Hedge funds split on AI rally as valuations rise
Viking and Renaissance reduced tech exposure over high valuations and macro risk, while Coatue, Avala Global and Whale Rock stayed heavily invested and outperformed.
Hedge funds are divided over whether to stay exposed to the AI-led equity rally or to cut risk after technology valuations rose sharply and performance varied widely across managers.
Viking Global Investors has reduced net exposure to below its historical average. Founder Andreas Halvorsen warned that elevated valuations, large corporate capital spending tied to AI and a fragile macroeconomic backdrop leave limited margin for error, citing persistent inflation, geopolitical uncertainty and slowing growth.
Renaissance Technologies has moved to more defensive positions after its quantitative models signalled an increased risk of a market pullback following an extended rally.
Other firms have maintained heavy technology bets. Coatue Management’s large-cap tech holdings have been a primary source of gains this year. Portfolio managers at Avala Global and Whale Rock reported that technology-heavy allocations drove outsized returns for their funds.
Industry data show most technology-focused hedge funds remain net long US tech equities at levels above historical averages. At the same time, performance dispersion across funds has widened, with returns increasingly dependent on holdings in a narrow group of companies linked to AI adoption.

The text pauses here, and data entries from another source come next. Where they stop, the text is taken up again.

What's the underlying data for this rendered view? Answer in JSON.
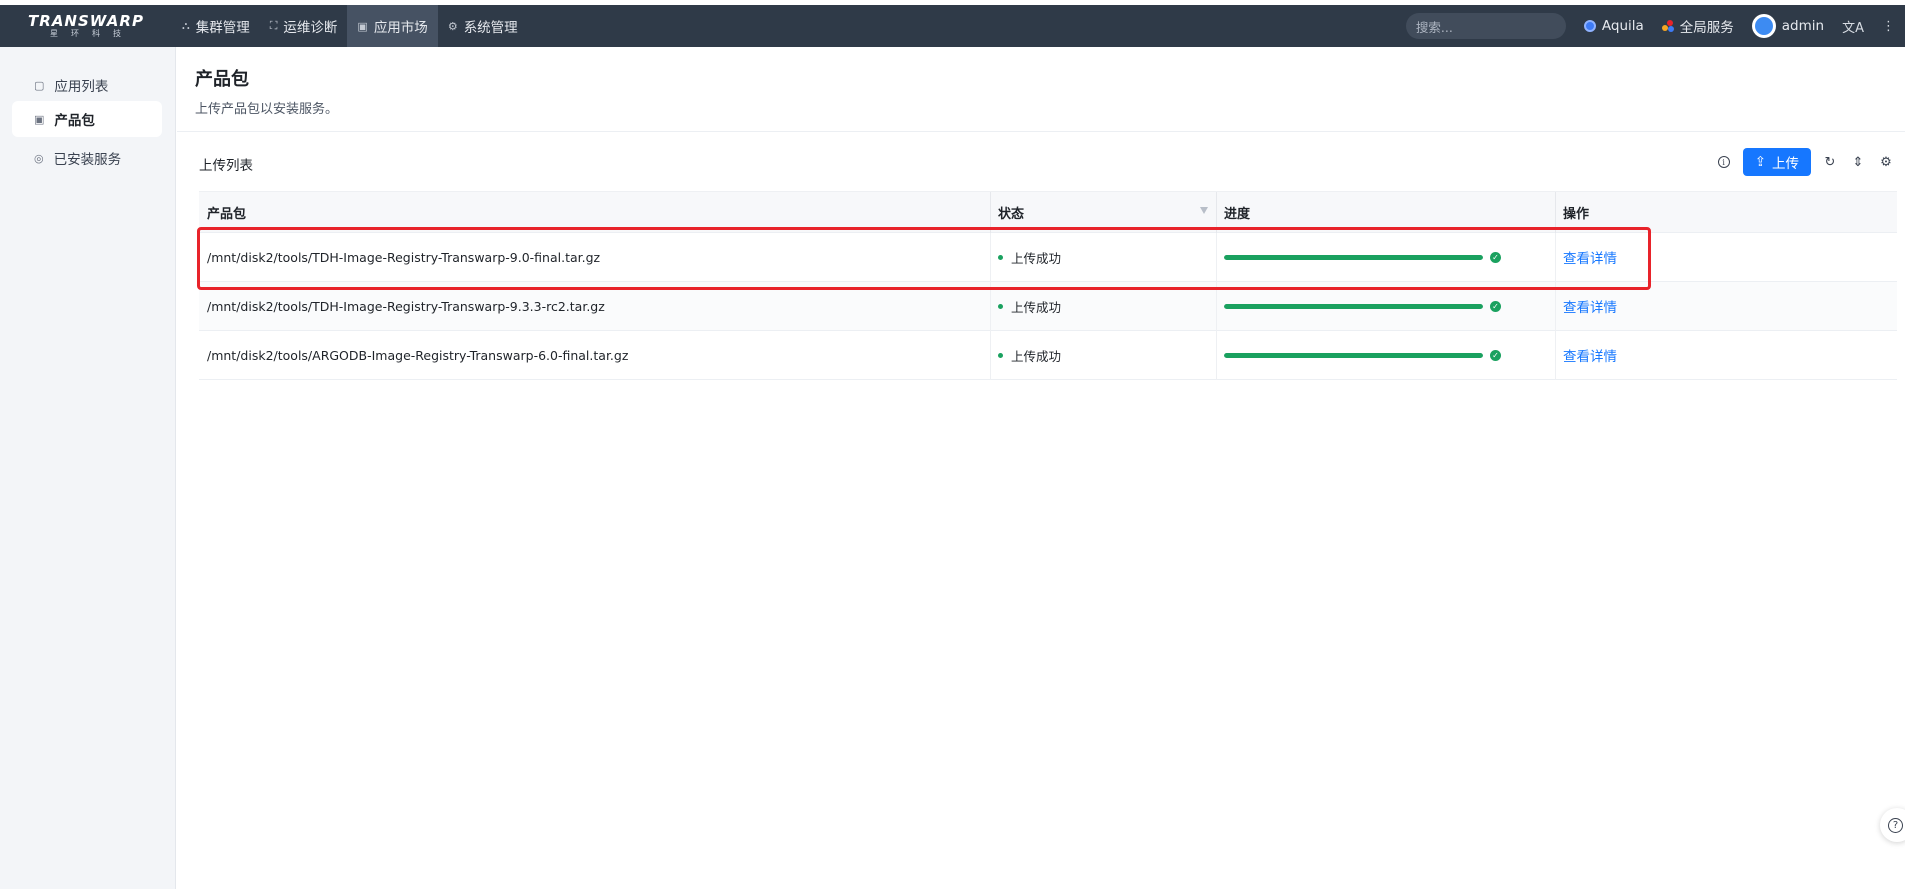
{
  "header": {
    "logo_text": "TRANSWARP",
    "logo_sub": "星环科技",
    "nav": [
      {
        "label": "集群管理",
        "icon": "cluster-icon"
      },
      {
        "label": "运维诊断",
        "icon": "diagnose-icon"
      },
      {
        "label": "应用市场",
        "icon": "market-icon",
        "active": true
      },
      {
        "label": "系统管理",
        "icon": "gear-icon"
      }
    ],
    "search_placeholder": "搜索...",
    "aquila_label": "Aquila",
    "global_service_label": "全局服务",
    "user_name": "admin"
  },
  "sidebar": {
    "items": [
      {
        "label": "应用列表",
        "icon": "app-list-icon"
      },
      {
        "label": "产品包",
        "icon": "package-icon",
        "active": true
      },
      {
        "label": "已安装服务",
        "icon": "installed-icon"
      }
    ]
  },
  "page": {
    "title": "产品包",
    "description": "上传产品包以安装服务。"
  },
  "upload_list": {
    "title": "上传列表",
    "upload_button": "上传",
    "columns": [
      "产品包",
      "状态",
      "进度",
      "操作"
    ],
    "rows": [
      {
        "package": "/mnt/disk2/tools/TDH-Image-Registry-Transwarp-9.0-final.tar.gz",
        "status": "上传成功",
        "progress": 1.0,
        "action": "查看详情"
      },
      {
        "package": "/mnt/disk2/tools/TDH-Image-Registry-Transwarp-9.3.3-rc2.tar.gz",
        "status": "上传成功",
        "progress": 1.0,
        "action": "查看详情"
      },
      {
        "package": "/mnt/disk2/tools/ARGODB-Image-Registry-Transwarp-6.0-final.tar.gz",
        "status": "上传成功",
        "progress": 1.0,
        "action": "查看详情"
      }
    ]
  },
  "colors": {
    "topbar": "#2f3a48",
    "accent": "#1677ff",
    "success": "#1aa15f",
    "highlight": "#e8232a"
  }
}
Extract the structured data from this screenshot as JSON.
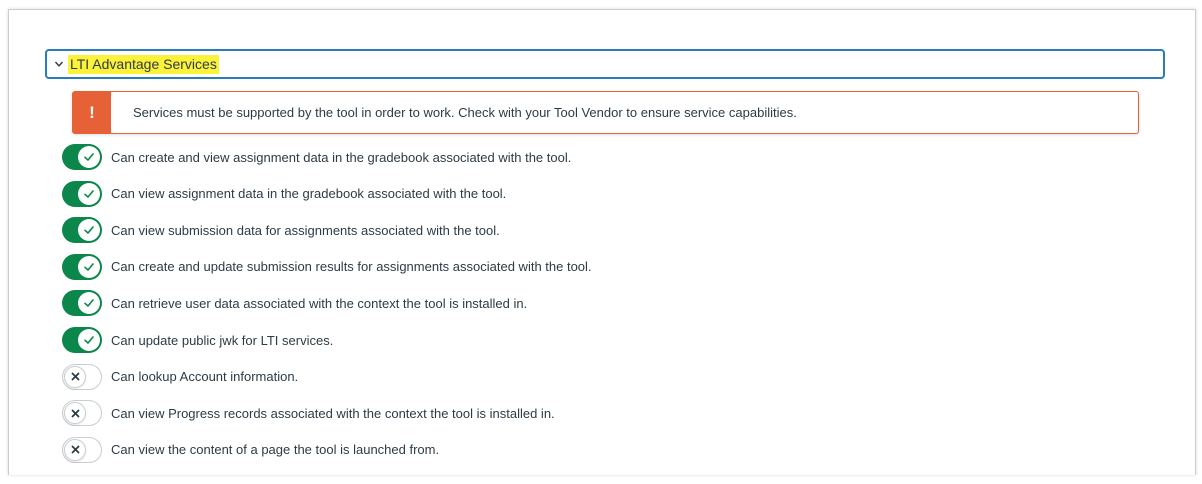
{
  "section": {
    "title": "LTI Advantage Services",
    "expanded": true,
    "chevron_icon": "chevron-down-icon"
  },
  "alert": {
    "icon_glyph": "!",
    "icon": "warning-icon",
    "text": "Services must be supported by the tool in order to work. Check with your Tool Vendor to ensure service capabilities.",
    "color": "#e66135"
  },
  "colors": {
    "toggle_on": "#0b874b",
    "header_border": "#2b7abc",
    "highlight": "#fcf23a"
  },
  "services": [
    {
      "label": "Can create and view assignment data in the gradebook associated with the tool.",
      "enabled": true
    },
    {
      "label": "Can view assignment data in the gradebook associated with the tool.",
      "enabled": true
    },
    {
      "label": "Can view submission data for assignments associated with the tool.",
      "enabled": true
    },
    {
      "label": "Can create and update submission results for assignments associated with the tool.",
      "enabled": true
    },
    {
      "label": "Can retrieve user data associated with the context the tool is installed in.",
      "enabled": true
    },
    {
      "label": "Can update public jwk for LTI services.",
      "enabled": true
    },
    {
      "label": "Can lookup Account information.",
      "enabled": false
    },
    {
      "label": "Can view Progress records associated with the context the tool is installed in.",
      "enabled": false
    },
    {
      "label": "Can view the content of a page the tool is launched from.",
      "enabled": false
    }
  ]
}
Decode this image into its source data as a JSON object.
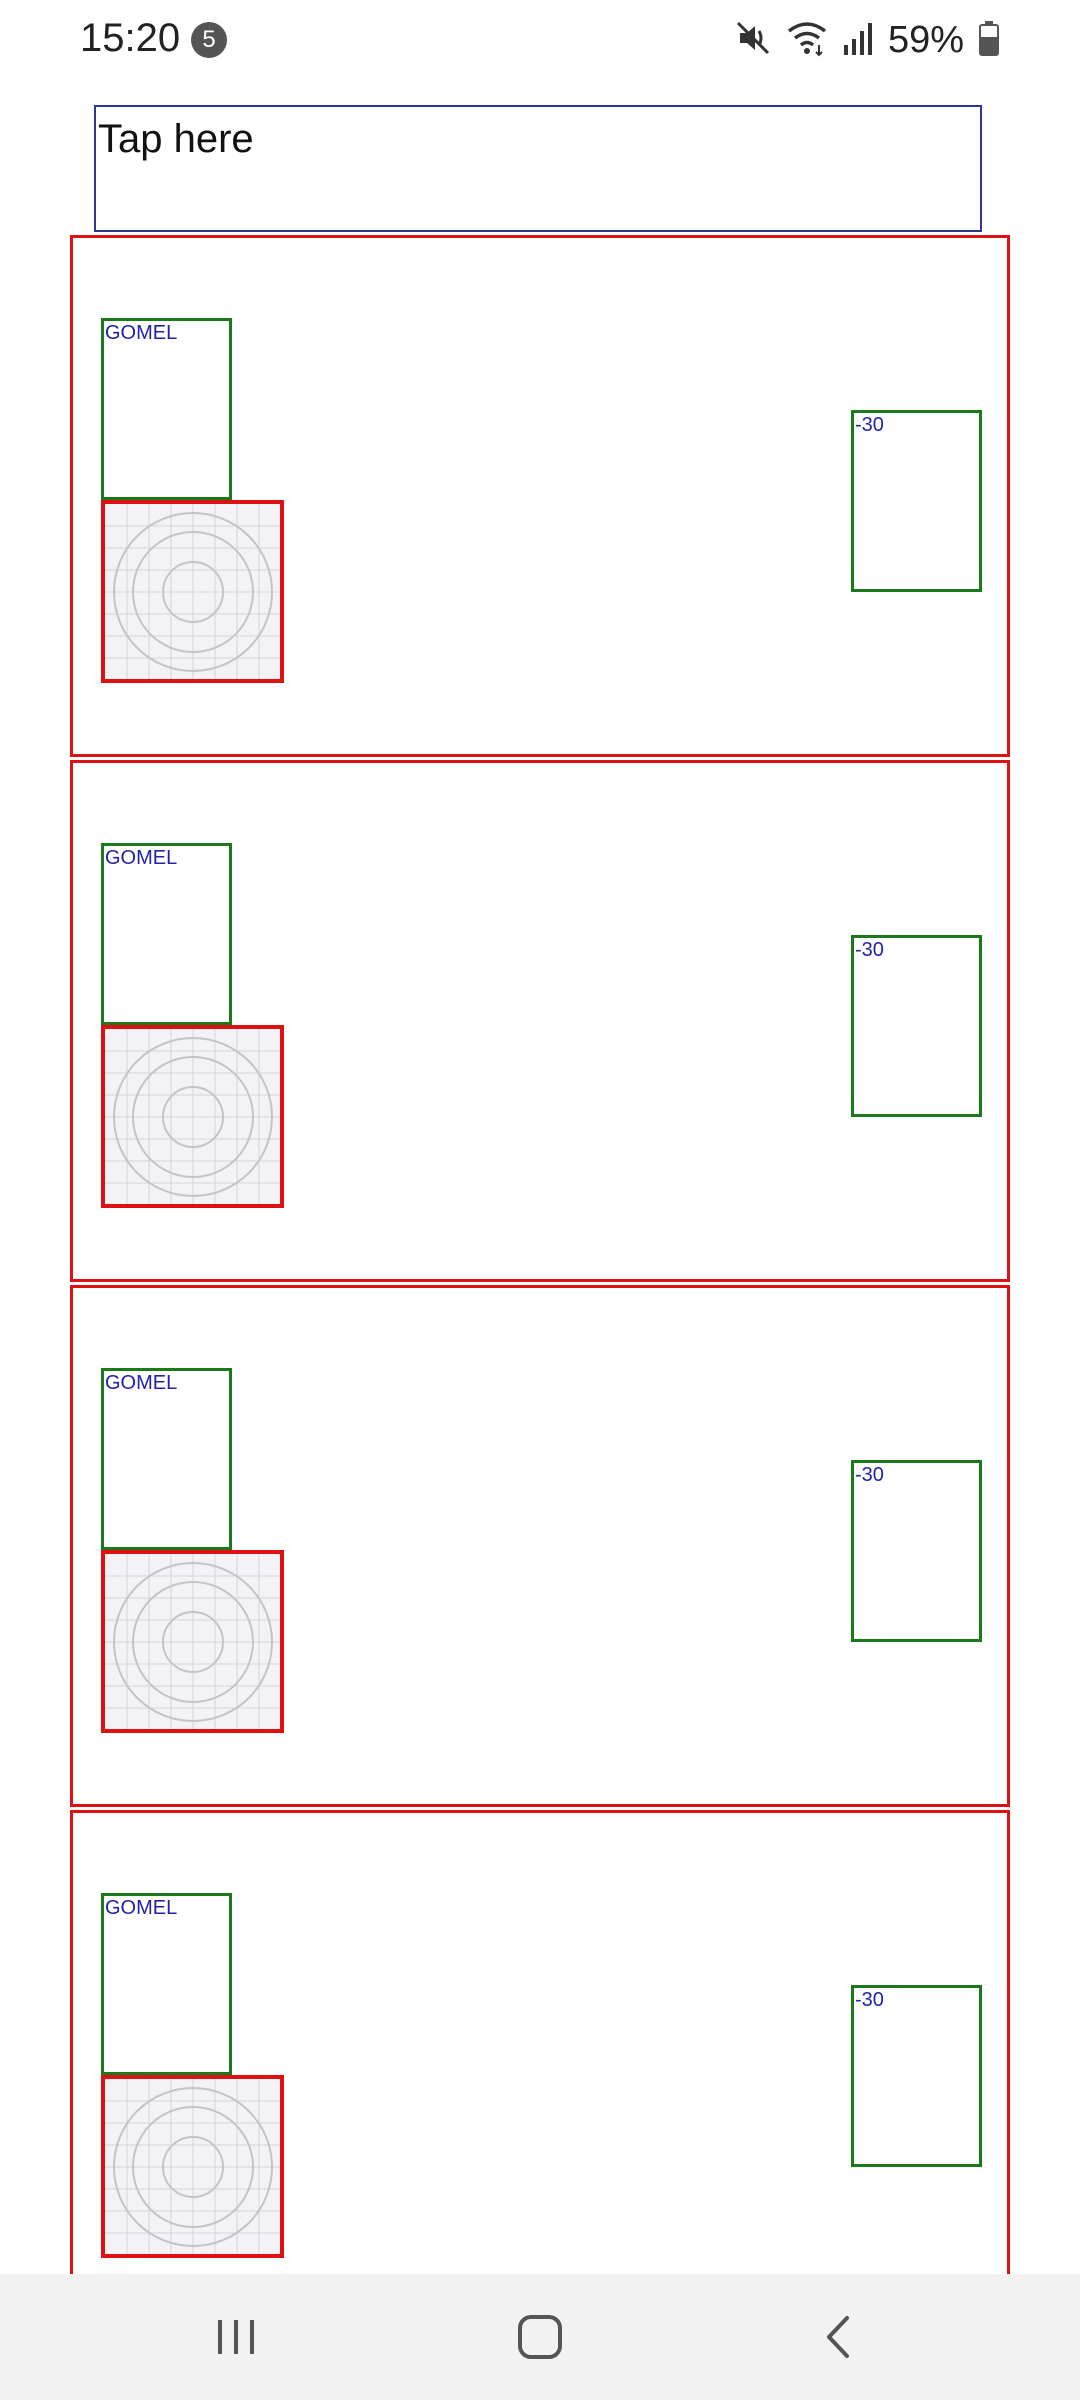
{
  "status_bar": {
    "time": "15:20",
    "notification_count": "5",
    "battery": "59%",
    "icons": [
      "mute-icon",
      "wifi-icon",
      "signal-icon",
      "battery-icon"
    ]
  },
  "tap_box": {
    "label": "Tap here"
  },
  "cards": [
    {
      "city": "GOMEL",
      "temp": "-30"
    },
    {
      "city": "GOMEL",
      "temp": "-30"
    },
    {
      "city": "GOMEL",
      "temp": "-30"
    },
    {
      "city": "GOMEL",
      "temp": "-30"
    }
  ],
  "nav_bar": {
    "buttons": [
      "recents-icon",
      "home-icon",
      "back-icon"
    ]
  },
  "colors": {
    "card_border": "#dd1111",
    "text_box_border": "#1a7a1a",
    "value_text": "#2222aa",
    "tap_border": "#2b3a8f"
  }
}
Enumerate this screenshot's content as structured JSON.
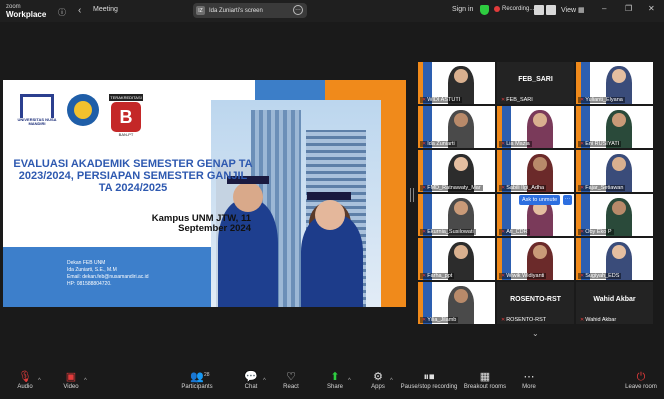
{
  "topbar": {
    "brand_line1": "zoom",
    "brand_line2": "Workplace",
    "info_icon": "info-icon",
    "meeting_label": "Meeting",
    "screen_share": {
      "initials": "IZ",
      "label": "Ida Zuniarti's screen",
      "more": "…"
    },
    "sign_in": "Sign in",
    "recording_label": "Recording...",
    "view_label": "View",
    "window_controls": [
      "–",
      "❐",
      "✕"
    ]
  },
  "slide": {
    "logo1_text": "UNIVERSITAS NUSA MANDIRI",
    "logo3_header": "TERAKREDITASI",
    "logo3_letter": "B",
    "logo3_footer": "BAN-PT",
    "title": "EVALUASI AKADEMIK SEMESTER GENAP TA 2023/2024, PERSIAPAN SEMESTER GANJIL TA 2024/2025",
    "campus": "Kampus UNM JTW, 11 September 2024",
    "dekan_lines": [
      "Dekan FEB UNM",
      "Ida Zuniarti, S.E., M.M",
      "Email: dekan.feb@nusamandiri.ac.id",
      "HP: 081588804720."
    ]
  },
  "gallery": {
    "tiles": [
      {
        "name": "WIDI ASTUTI",
        "dark": false
      },
      {
        "name": "FEB_SARI",
        "bigname": "FEB_SARI",
        "dark": true
      },
      {
        "name": "Yulianti_Elyana",
        "dark": false
      },
      {
        "name": "Ida Zuniarti",
        "dark": false
      },
      {
        "name": "Lia Mazia",
        "dark": false
      },
      {
        "name": "Eni RUSIYATI",
        "dark": false
      },
      {
        "name": "FMD_Ratnawaty_Mar",
        "dark": false
      },
      {
        "name": "Sabili Ilgi_Adha",
        "dark": false
      },
      {
        "name": "Fajar_Setiawan",
        "dark": false
      },
      {
        "name": "Ekurnia_Susilowati",
        "dark": false
      },
      {
        "name": "Ati_CDR",
        "dark": false
      },
      {
        "name": "Oby Eko P",
        "dark": false
      },
      {
        "name": "Farha_ppt",
        "dark": false
      },
      {
        "name": "Wiwik Widiyanti",
        "dark": false
      },
      {
        "name": "Sugiyah_EDS",
        "dark": false
      },
      {
        "name": "Yilia_Jilamb",
        "dark": false
      },
      {
        "name": "ROSENTO-RST",
        "bigname": "ROSENTO-RST",
        "dark": true
      },
      {
        "name": "Wahid Akbar",
        "bigname": "Wahid Akbar",
        "dark": true
      }
    ],
    "ask_to_unmute": "Ask to unmute",
    "ask_more": "…"
  },
  "toolbar": {
    "audio": "Audio",
    "video": "Video",
    "participants": "Participants",
    "participants_count": "28",
    "chat": "Chat",
    "react": "React",
    "share": "Share",
    "apps": "Apps",
    "pause_stop_recording": "Pause/stop recording",
    "breakout_rooms": "Breakout rooms",
    "more": "More",
    "leave_room": "Leave room"
  }
}
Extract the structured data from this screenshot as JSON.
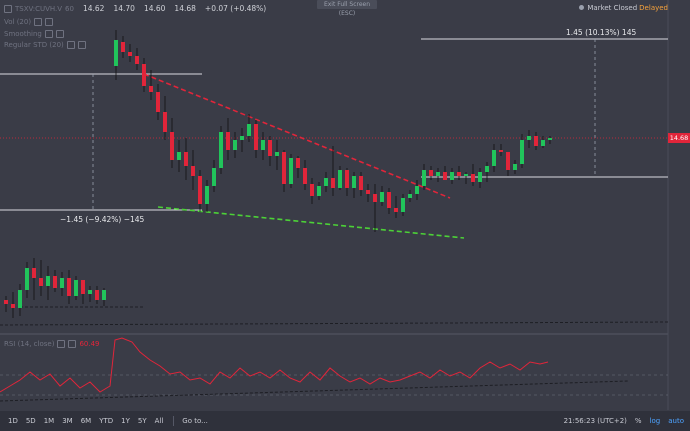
{
  "symbol": {
    "name": "TSXV:CUVH.V",
    "interval": "60",
    "open": "14.62",
    "high": "14.70",
    "low": "14.60",
    "close": "14.68",
    "change": "+0.07 (+0.48%)"
  },
  "legend_rows": [
    "Vol (20)",
    "Smoothing",
    "Regular STD (20)"
  ],
  "exit_fullscreen_label": "Exit Full Screen (ESC)",
  "market_status": {
    "label": "Market Closed",
    "delay": "Delayed"
  },
  "price_tag": "14.68",
  "measure_up": "1.45 (10.13%) 145",
  "measure_down": "−1.45 (−9.42%) −145",
  "indicator_label": "RSI (14, close)",
  "indicator_value": "60.49",
  "toolbar": {
    "timeframes": [
      "1D",
      "5D",
      "1M",
      "3M",
      "6M",
      "YTD",
      "1Y",
      "5Y",
      "All"
    ],
    "goto": "Go to...",
    "time": "21:56:23 (UTC+2)",
    "percent": "%",
    "log": "log",
    "auto": "auto"
  },
  "colors": {
    "background": "#3a3c47",
    "up": "#21c45b",
    "down": "#e1253a",
    "trend_down": "#e1253a",
    "trend_support": "#4cd137",
    "indicator": "#e1253a"
  }
}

Recent volatility underlined that sensitivity. Sharp drawdowns in major indexes such as the Nasdaq 100 during tech-led selloffs exposed how concentrated positions in a few mega-cap names can amplify swings in fund performance. Managers that trimmed exposure have in some cases trailed peers that stayed fully invested during the rally.
More cautious investors have pointed to the scale of corporate spending on AI infrastructure and the risk that revenue gains may lag expectations, which could pressure margins if growth slows or inflation persists. Quantitative firms cited model signals as the reason for protective positioning.
Managers across the industry are balancing the decision to lock recent gains against the choice to keep exposure to further AI-driven upside. The split in positioning has produced clear differences in returns among hedge funds as market leadership and valuation dynamics continue to change.